Just like for super typhoon, Hong Kong has to be vigilant and prepared for any global disruption and change
Although Hong Kong has no say in its foreign affairs, it cannot ignore fact that Beijing occasionally reviews city’s role according to latest global situation
When Hong Kong claims to be “Asia’s world city”, it can refer to more than just the vibrant and diversified lifestyle here – at least for our policymakers.
With the China-US trade war dragging on, and no sign as to when and how it will end, last week’s summit between President Xi Jinping and his Russian counterpart, Vladimir Putin, in Vladivostok made international headlines.
It was suggested this meeting in the Russian Far East port city demonstrated the two countries’ goodwill in further developing the vast area neighbouring China in a mutually beneficial way.
Meanwhile, in a groundbreaking move, Chinese troops were invited to Russia’s five-day “Vostok 2018” war games, the biggest since 1981 when the Cold War cast a shadow over international relations.
The Pentagon said it was watching this massive military exercise “very closely”.
All this seems far away from us in this part of the world, and perhaps no one cares to note that the two leaders have so far met 25 times, on five occasions last year alone. So why bother?
Well, under the Basic Law, Beijing “shall be responsible for the foreign affairs” of Hong Kong and it grants the city a special status in certain aspects of its diplomatic strategic planning.
The irony is, although Hong Kong has no say in its foreign affairs, it cannot ignore the fact that Beijing occasionally reviews the city’s role according to the latest global situation. This directly or indirectly affects local policymaking.
One immediate test case is Chief Executive Carrie Lam Cheng Yuet-ngor’s coming policy address, which will be her second.
Public consultation started this month for Lam to compile her blueprint to be unveiled in October. The past weeks have seen her busy reaching out to different sectors for feedback on what should be her policy highlights.
At the same time she also has to consider factors closely intertwined with the international environment.
There are two telling issues here: one is housing, which most would agree is what Lam herself described as “the priority of priorities”; the other, however, remains as controversial as it has always been – when and how to enact Article 23 legislation under the Basic Law to safeguard national security.
As far as housing goes, the lack of flour to bake enough bread is how Lam and many others see it. But is “flour”, or a guarantee of land supply, the ultimate cure?

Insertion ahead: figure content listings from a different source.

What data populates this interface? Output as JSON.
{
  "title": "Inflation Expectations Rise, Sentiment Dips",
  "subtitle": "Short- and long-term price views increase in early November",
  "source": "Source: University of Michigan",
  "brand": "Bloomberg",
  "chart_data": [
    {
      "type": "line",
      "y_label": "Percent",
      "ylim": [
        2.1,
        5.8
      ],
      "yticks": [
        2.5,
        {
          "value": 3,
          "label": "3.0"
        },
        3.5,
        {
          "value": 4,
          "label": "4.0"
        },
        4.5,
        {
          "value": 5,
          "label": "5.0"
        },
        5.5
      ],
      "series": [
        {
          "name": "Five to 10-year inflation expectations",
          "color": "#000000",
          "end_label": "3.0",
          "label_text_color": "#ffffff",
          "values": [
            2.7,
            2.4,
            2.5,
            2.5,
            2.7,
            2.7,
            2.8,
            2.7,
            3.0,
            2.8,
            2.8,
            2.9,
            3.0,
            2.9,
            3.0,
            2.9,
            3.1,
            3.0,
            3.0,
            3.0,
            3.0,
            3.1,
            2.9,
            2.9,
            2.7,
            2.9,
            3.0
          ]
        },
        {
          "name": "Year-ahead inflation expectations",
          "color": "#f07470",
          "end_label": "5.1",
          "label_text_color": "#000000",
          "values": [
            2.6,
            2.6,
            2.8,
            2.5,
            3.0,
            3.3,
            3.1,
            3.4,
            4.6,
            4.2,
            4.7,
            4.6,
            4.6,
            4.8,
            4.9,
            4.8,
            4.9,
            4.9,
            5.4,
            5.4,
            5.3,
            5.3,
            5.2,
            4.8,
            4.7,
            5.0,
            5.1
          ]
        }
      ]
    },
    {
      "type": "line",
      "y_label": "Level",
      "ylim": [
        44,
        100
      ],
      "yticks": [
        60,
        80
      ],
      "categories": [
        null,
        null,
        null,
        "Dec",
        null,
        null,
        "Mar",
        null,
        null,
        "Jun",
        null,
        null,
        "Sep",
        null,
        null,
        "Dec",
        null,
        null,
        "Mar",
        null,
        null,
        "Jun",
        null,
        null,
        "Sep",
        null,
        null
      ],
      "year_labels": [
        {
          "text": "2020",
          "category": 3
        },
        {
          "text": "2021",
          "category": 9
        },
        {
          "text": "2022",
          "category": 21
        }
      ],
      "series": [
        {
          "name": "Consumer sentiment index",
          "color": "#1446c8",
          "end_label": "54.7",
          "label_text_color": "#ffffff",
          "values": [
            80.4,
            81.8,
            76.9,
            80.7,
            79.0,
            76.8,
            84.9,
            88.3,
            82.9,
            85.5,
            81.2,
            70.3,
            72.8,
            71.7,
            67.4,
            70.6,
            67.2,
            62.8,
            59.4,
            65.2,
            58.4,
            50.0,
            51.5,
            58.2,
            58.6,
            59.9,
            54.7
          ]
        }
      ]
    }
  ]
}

The answer is more complicated than it looks. Taming the crazy property market also depends on the city’s population and immigration policies, investment incentives, interest rate changes directly linked with the US Federal Reserve’s decisions, capital flow from mainland China, and so on. No expert is needed to prove that.
It means Hong Kong’s housing policy needs to look beyond the border. Even more so when it comes to the politically sensitive matter of national security legislation.
Lam’s administration apparently wants more time to create what it hopes will be a more “favourable” environment before wading into these troubled waters. Given all the conflicting views, it remains to be seen how Lam will address this contentious issue in her coming policy speech.
Will she talk about it or not mention it at all? What will be her next possible step?
Either way she has to walk a fine line in balancing Hongkongers’ concerns with Beijing’s growing anxiety to plug any possible national security loophole in the face of tougher global challenges amid an unstable China-US relationship.
The hard truth is, with Beijing taking care of Hong Kong’s diplomacy, like it or not – apart from natural storms like the super typhoon that hit the city this weekend – we have to be vigilant and prepared for any global disruption and change.
The triangle of China-US-Russia relations is but one of the many global issues out there to be mindful of.